Former UK Prime Minister David Cameron is facing oversight over influential criteria regarding his links to Lex Greensil, along with the Australian financier whose naming company collapsed this month.
The Public Life in Standards Committee, chaired by the former head of MI5, has privately indicated that it will consider submissions made by the opposition Labor Party on Monday following reports published in the Financial Times and Sunday Times.
The media investigation revealed how Greensil was given an outstanding but influential role in government years before hiring Cameron as an adviser and using it in the lobby of senior ministers at the start of the epidemic.
On Monday, Sir Alistair Graham, the former chairman of the Standards Committee, called for a “full investigation”, describing the allegations as a “true scandal”.
The Labor Party has written to the committee urging it to look into how Greensil, a former colleague of Morgan Stanley and a friend of former cabinet secretary Jeremy Haywood, was. Given a desk and a pass inside the cabinet office A decade ago
His role as an advisor on supply chain financing, which was never announced, he was Access to at least 11 government departments, Before giving him a formal role as “Crown Commissioner” in 2014.
In 2012, Cameron signed a scheme for NHS-linked pharmacies, although an official report itself rejected Greensil’s offer. Greensil Capital took over the management of the scheme in 2018.
The committee was also asked to see how Cameron, who was hired by Greensyl in 2018, went Lobby is a senior figure in the veteran government The company, including Chancellor Ishii Sunak, to improve projects on the Covid-19 scheme, including the Bank of England’s CCFF scheme.
Although the lobbying eventually failed, Greensil held 10 meetings with Treasury officials in the spring of 2020 and secured loans through the Coronavirus Large Business Barrier Loan Project.
The FT first revealed on March 3 that there are options for Cameron shares in Greensil worth can be worth 70m If the company had floated.
Shadow Chancellor Anneliese Dodds and Rachel Reeves, secretary of the shadowy cabinet office, wrote to the committee Monday that Greensyl’s Cameron connections should be examined and that the lobbying registrar set up by the former leader’s government in 2014 was appropriate.

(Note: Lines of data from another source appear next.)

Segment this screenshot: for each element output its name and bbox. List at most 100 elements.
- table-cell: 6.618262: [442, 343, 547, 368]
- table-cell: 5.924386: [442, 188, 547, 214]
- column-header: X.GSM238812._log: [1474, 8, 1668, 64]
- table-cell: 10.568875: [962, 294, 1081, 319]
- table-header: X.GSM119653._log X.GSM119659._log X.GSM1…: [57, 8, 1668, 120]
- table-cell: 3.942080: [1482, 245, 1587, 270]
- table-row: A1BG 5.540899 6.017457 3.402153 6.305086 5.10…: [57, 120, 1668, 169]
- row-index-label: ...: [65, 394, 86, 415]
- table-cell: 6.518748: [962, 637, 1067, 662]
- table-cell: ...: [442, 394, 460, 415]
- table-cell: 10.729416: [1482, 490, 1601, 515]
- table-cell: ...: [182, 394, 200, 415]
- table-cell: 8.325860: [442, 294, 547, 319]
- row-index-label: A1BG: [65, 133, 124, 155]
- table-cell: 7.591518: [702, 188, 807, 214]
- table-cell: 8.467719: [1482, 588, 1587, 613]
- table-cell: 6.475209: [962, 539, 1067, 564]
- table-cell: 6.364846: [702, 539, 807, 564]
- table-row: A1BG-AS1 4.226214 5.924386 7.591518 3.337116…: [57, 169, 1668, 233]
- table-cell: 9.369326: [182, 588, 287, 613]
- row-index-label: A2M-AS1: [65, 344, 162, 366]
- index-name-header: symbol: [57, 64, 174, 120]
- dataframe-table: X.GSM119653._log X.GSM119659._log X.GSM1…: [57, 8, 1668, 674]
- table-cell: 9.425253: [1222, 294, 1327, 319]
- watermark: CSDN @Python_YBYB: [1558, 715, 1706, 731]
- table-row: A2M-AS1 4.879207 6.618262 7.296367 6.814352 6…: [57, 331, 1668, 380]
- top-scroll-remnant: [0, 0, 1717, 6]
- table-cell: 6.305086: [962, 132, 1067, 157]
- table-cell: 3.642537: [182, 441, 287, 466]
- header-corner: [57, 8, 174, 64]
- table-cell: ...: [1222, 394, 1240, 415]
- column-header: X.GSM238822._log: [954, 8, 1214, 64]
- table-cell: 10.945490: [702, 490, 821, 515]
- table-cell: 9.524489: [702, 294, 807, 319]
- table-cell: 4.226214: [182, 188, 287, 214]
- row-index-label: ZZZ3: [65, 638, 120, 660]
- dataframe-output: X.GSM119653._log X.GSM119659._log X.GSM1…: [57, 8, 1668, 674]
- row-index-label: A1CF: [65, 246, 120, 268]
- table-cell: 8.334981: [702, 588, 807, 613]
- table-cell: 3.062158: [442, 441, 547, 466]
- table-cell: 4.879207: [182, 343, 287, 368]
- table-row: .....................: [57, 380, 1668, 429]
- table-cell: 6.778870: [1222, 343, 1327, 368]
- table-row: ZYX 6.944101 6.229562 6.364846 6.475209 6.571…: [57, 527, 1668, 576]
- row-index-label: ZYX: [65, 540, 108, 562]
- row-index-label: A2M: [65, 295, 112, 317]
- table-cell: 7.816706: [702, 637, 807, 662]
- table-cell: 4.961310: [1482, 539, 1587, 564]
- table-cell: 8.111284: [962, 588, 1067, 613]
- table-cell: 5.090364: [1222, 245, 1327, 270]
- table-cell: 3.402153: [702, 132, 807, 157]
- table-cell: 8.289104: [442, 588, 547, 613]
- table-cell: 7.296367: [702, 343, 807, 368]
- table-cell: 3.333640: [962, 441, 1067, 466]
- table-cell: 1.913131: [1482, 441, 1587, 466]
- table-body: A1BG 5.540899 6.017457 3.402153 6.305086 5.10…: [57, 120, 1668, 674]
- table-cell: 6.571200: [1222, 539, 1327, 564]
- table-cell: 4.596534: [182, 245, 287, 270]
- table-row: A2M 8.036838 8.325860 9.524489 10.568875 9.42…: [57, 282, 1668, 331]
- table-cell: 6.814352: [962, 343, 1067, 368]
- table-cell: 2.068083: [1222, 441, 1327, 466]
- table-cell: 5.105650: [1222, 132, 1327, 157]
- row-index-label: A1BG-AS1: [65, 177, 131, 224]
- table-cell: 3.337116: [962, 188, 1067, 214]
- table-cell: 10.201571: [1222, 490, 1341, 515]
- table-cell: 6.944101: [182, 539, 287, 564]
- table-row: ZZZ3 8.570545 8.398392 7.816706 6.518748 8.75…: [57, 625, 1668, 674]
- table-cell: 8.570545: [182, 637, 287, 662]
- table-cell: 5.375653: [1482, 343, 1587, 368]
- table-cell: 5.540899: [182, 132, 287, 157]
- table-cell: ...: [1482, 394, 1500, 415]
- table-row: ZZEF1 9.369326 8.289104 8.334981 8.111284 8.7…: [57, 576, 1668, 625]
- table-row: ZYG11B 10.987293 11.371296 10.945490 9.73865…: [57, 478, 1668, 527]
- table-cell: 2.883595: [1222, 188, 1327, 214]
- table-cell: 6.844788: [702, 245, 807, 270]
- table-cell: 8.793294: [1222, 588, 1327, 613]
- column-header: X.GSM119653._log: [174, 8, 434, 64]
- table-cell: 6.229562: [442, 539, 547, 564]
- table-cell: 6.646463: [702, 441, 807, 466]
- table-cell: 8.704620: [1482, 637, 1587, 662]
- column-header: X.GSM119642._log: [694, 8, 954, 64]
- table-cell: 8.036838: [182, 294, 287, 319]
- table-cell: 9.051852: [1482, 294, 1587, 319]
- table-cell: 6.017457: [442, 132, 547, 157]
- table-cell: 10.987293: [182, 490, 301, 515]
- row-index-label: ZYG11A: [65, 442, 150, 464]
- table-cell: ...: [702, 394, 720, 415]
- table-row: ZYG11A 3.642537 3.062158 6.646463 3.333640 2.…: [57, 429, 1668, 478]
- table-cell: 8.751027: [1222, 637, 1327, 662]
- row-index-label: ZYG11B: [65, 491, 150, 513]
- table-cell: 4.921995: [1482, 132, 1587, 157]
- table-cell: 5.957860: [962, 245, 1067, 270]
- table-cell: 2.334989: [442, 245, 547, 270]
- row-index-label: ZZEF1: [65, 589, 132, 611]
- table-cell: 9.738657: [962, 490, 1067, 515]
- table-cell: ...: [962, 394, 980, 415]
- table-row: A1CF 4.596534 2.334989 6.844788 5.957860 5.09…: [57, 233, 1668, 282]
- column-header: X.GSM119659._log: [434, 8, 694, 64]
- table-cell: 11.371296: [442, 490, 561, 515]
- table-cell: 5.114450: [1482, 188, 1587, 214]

Reeves said the stories about Greensil were “extremely disturbing” and part of the “growing catalog of cronyism allegations” by the Tory government.
“Taxpayers knew the exact amount of government access granted to Greensil Capital through the former Conservative prime minister,” he said.
The Lobby Register Cameron tested lobbying for Greensil last week, but concluded the job fell outside his remittance because he was an internal lobbyist rather than a third-party agent.
The Standards Committee has no remit to investigate specific allegations against certain individuals. However, internal officials told the FT that workers’ complaints would be included in the committee’s review of public life standards, dubbed “Standards Matter 2”, due to be reported in the fall.
“The committee is at the evidence stage of its investigation so that Labor can submit it and we rely on the evidence so we welcome hearings from them,” said a person close to the organization.
Despite the fact that individuals do not have the power to approve, the committee influences the government: in the past its recommendations have created bodies of various standards, such as “ministerial interest advisers” and the Electoral Commission.
The Standards Committee – chaired by Jonathan Evans, former head of MI5 and whose members include former Labor Foreign Secretary Margaret Beckett and former Tory Culture Secretary Jeremy Wright – declined to comment Monday.
The committee accepted the evidence last week Eric Pickles, Chairman of the Business Appointments Advisory Committee, who called for a “review of the lobbying” in light of the information published about Cameron.
Pickles, who is in the Tory cabinet in Cameroon’s government, said at a committee hearing last week that lobbying should be “transparent and open”.
“Prime ministers and former prime ministers are powerful people,” he said. “It’s important that the system is resistant to strong people.”